Gene Therapy for Bleeding Disorders

Gene therapy refers to any therapy in which the therapeutic entity is a nucleic acid. Gene therapy most commonly delivers a DNA sequence, the transcription of which produces a protein to perform a therapeutic function. Other approaches have delivered RNA, short interfering RNA (siRNA), RNA aptamers, nucleases (e.g., to knock out host cell genes or to facilitate “editing” of genomic DNA), or sequences to express antigens that produce specific immunization. Considered most broadly, there are two approaches to introduce therapeutic genes. The first is to directly introduce the nucleic acid sequences of interest into the target tissue in vivo. Transfer of the nucleic acid may or may not employ a delivery vehicle, referred to as a vector. Naked DNA or RNA transfer is in general inefficient unless mediated by a virus or other vector. In nature, viruses have evolved mechanisms to enter cells and deliver their viral DNA (or RNA) to the nucleus of cells, where they hijack the host cell’s machinery to transcribe and translate the virus’ genetic payload. Dozens of viruses have been investigated as potential gene delivery vectors.
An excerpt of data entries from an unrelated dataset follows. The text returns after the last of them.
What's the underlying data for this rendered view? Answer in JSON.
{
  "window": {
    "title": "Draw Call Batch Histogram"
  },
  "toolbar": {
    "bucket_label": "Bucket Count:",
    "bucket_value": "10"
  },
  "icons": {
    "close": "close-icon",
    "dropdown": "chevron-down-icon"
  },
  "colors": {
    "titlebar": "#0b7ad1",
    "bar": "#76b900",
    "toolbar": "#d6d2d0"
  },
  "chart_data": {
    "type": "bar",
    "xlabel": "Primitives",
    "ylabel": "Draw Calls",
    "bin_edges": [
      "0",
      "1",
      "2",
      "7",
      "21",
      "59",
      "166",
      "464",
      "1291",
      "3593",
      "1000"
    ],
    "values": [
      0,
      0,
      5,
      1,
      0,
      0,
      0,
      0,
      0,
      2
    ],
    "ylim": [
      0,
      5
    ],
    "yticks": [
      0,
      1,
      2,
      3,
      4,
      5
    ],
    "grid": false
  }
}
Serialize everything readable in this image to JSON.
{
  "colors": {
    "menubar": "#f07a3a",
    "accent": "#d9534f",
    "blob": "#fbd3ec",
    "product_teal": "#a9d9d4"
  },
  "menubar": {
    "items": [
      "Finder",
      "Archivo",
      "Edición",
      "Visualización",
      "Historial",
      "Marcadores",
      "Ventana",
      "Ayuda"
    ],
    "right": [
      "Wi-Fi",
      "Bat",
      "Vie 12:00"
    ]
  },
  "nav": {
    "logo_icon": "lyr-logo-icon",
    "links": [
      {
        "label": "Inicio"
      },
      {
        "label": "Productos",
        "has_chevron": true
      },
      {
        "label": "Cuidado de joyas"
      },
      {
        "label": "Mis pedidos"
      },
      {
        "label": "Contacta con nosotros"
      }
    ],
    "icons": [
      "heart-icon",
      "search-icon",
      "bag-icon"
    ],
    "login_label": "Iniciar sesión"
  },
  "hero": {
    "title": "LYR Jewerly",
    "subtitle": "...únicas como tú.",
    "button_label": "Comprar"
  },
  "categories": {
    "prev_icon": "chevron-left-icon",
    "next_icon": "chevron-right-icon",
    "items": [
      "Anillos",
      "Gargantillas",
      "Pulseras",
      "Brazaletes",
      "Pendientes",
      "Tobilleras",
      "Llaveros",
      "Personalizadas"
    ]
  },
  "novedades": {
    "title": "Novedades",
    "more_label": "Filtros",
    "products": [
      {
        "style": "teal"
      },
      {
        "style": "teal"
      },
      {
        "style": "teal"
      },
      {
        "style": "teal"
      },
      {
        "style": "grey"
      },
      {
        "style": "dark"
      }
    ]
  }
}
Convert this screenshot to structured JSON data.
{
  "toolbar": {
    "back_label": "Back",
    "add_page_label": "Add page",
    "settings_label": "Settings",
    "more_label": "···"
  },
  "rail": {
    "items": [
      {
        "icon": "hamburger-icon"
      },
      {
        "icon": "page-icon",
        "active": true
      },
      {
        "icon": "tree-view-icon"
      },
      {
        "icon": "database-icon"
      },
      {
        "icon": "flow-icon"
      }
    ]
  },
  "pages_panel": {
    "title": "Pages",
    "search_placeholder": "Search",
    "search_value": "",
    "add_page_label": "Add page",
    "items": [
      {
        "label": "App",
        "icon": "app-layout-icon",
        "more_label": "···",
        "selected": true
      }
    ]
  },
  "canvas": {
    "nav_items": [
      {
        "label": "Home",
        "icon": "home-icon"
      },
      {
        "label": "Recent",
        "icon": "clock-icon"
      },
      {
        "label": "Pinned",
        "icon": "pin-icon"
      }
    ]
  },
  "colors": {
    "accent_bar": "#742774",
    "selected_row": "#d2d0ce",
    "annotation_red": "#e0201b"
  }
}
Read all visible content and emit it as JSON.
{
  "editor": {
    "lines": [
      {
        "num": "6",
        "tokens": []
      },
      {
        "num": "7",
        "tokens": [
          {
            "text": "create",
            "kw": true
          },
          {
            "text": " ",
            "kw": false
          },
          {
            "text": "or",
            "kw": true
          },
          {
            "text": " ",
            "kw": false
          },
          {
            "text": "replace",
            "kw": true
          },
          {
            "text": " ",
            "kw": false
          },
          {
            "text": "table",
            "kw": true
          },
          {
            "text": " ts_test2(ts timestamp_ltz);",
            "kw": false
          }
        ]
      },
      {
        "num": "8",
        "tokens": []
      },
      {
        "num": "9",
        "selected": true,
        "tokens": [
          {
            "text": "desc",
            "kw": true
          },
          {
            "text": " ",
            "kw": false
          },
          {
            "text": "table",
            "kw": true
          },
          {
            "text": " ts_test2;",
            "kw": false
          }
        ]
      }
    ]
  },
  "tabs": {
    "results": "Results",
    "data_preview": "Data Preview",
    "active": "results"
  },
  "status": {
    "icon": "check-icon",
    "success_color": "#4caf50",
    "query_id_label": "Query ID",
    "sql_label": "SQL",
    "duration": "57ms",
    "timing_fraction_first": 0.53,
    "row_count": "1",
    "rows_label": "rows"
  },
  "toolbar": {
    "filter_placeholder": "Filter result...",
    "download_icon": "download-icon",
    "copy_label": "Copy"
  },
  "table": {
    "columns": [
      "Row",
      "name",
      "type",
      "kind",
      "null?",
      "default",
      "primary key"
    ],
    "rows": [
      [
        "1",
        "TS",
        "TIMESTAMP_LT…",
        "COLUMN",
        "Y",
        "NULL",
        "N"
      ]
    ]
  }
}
The second approach is to introduce the gene of interest ex vivo into cells (whether allogeneic or autologous) in culture, expand if desired the cells that express the gene efficiently, and then introduce the cells with their transgenic payload into the host. The goal of correcting hemophilia, the most common severe bleeding disorder, has been approached using multiple variations of in vivo vectors and ex vivo cell-based strategies over the last quarter century, ultimately leading to partial correction of hemophilia B in a human clinical trial (St. Louis and Verma 1988; Palmer et al. 1989; Nathwani et al. 2011).